Artikel 27, lid 1, van de verordening kent daarentegen geen recht van beroep tegen een dergelijk weigeringsbesluit toe aan een familielid van de asielzoeker dat in de aangezochte lidstaat verblijft. Bovendien worden dat familielid noch door artikel 7 en artikel 24, lid 2, van het Handvest noch door artikel 8, lid 2, van de Dublin III-verordening rechten toegekend die het in rechte tegen een dergelijk weigeringsbesluit zou kunnen inroepen, zodat dat familielid het recht van beroep tegen een dergelijk besluit ook niet aan louter artikel 47 van het Handvest kan ontlenen.

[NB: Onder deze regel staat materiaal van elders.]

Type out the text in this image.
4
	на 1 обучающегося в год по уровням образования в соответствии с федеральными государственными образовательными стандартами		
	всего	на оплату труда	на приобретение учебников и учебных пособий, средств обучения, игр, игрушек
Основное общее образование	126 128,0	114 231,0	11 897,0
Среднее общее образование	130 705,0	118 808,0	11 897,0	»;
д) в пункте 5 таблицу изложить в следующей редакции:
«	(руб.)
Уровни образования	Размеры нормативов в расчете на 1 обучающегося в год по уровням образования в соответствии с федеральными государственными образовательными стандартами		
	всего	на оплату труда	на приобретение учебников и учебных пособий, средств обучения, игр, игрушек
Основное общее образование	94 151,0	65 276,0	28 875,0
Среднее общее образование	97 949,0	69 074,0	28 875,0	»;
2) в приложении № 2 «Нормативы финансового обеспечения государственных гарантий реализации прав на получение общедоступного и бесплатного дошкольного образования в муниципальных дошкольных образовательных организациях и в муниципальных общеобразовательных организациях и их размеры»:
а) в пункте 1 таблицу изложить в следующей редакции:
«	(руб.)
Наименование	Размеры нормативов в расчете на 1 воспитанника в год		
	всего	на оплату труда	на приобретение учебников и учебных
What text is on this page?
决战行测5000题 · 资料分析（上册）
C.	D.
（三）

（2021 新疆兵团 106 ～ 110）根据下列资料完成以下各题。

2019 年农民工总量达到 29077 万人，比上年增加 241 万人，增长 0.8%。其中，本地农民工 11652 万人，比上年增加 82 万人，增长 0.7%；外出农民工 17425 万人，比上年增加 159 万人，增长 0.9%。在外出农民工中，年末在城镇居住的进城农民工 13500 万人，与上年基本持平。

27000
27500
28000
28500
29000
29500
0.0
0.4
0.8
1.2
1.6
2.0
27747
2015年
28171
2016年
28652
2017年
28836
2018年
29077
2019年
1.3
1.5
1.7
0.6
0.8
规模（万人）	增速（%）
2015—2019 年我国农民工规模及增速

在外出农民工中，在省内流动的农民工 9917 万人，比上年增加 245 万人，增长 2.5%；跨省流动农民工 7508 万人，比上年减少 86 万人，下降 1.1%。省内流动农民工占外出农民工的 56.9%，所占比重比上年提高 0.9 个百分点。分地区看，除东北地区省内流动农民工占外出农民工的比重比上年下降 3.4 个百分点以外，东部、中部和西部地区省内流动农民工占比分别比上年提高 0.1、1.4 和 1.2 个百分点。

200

( 1 ) Artikel 8, lid 2, van verordening (EU) nr. 604/2013 van het Europees Parlement en de Raad van 26 juni 2013 tot vaststelling van de criteria en instrumenten om te bepalen welke lidstaat verantwoordelijk is voor de behandeling van een verzoek om internationale bescherming dat door een onderdaan van een derde land of een staatloze bij een van de lidstaten wordt ingediend (PB 2013, L 180, blz. 108).

( 2 ) De Staatssecretaris van Justitie en Veiligheid (Nederland).

( 3 ) Deze bepaling bepaalt dat een persoon die om internationale bescherming verzoekt, het recht heeft tegen dat besluit bij een rechterlijke instantie een daadwerkelijk rechtsmiddel in te stellen, in de vorm van een beroep of een bezwaar ten aanzien van de feiten en het recht.

( 4 ) Hierna: „Handvest”.

( 5 ) Krachtens artikel 8, lid 2, van de Dublin III-verordening.